Monitor exp23 (while still running)

tail -f agent/models/exp23-generated-road-clean/run_2026-05-05_160718_clean.log

Monitor exp24

tail -f agent/models/exp24-discrete/run_*_discrete.log

Verify port 9091

python3 - <<'PY'
import socket
for p in (9091,):
    s = socket.socket(); s.settimeout(3)
    try: s.connect(('127.0.0.1', p)); print(f'PORT {p}: OK')
    except Exception as e: print(f'PORT {p}: FAIL {e}')
    finally: s.close()
PY

Check exp23 progress

grep "Eval\|BEST" agent/models/exp23-generated-road-clean/run_2026-05-05_160718_clean.log | tail -20

Success Criteria (exp24)

  • Steering is visually smoother (7 discrete bins vs continuous Gaussian)
  • Car stuck against barrier terminates within 2-3 seconds (speed check)
  • Eval scores are more meaningful — each checkpoint tests a DIFFERENT road layout
  • ep_len_mean should continue increasing from the baseline exp23 established

Notes for Next Session

  • Unity rebuild is required before exp24 — Car.cs raycast fix won't be in effect until the build is done and synced.
  • The second sim (port 9093) is not needed — only port 9091.
  • Do NOT kill exp23 — let it run to completion.
  • Exp24's road regeneration adds ~5s per checkpoint = ~100s extra total.

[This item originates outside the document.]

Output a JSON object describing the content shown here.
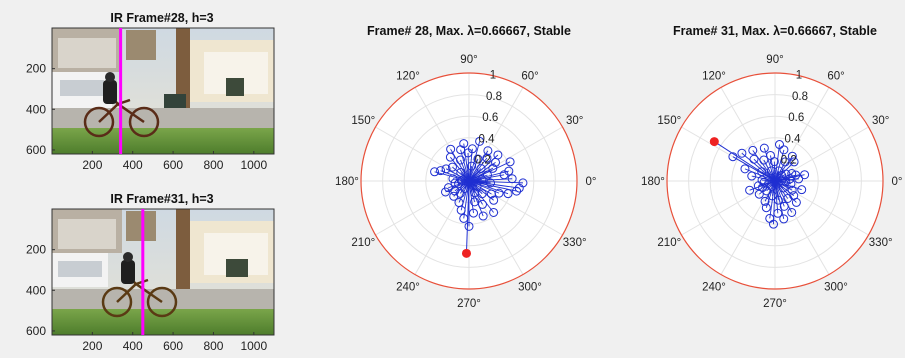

This is by design. The "Reconnecting for fresh road" log lines confirm it's working.
  • info['speed'] from telemetry = rb.velocity.magnitude / 8.0. The LOW_SPEED_THRESHOLD=0.5 corresponds to 4 Unity m/s, which is slow but not zero. A truly stuck car reads ~0.0. Tight corners might temporarily be 0.10.3. The 2-second timer provides enough grace for normal slow driving.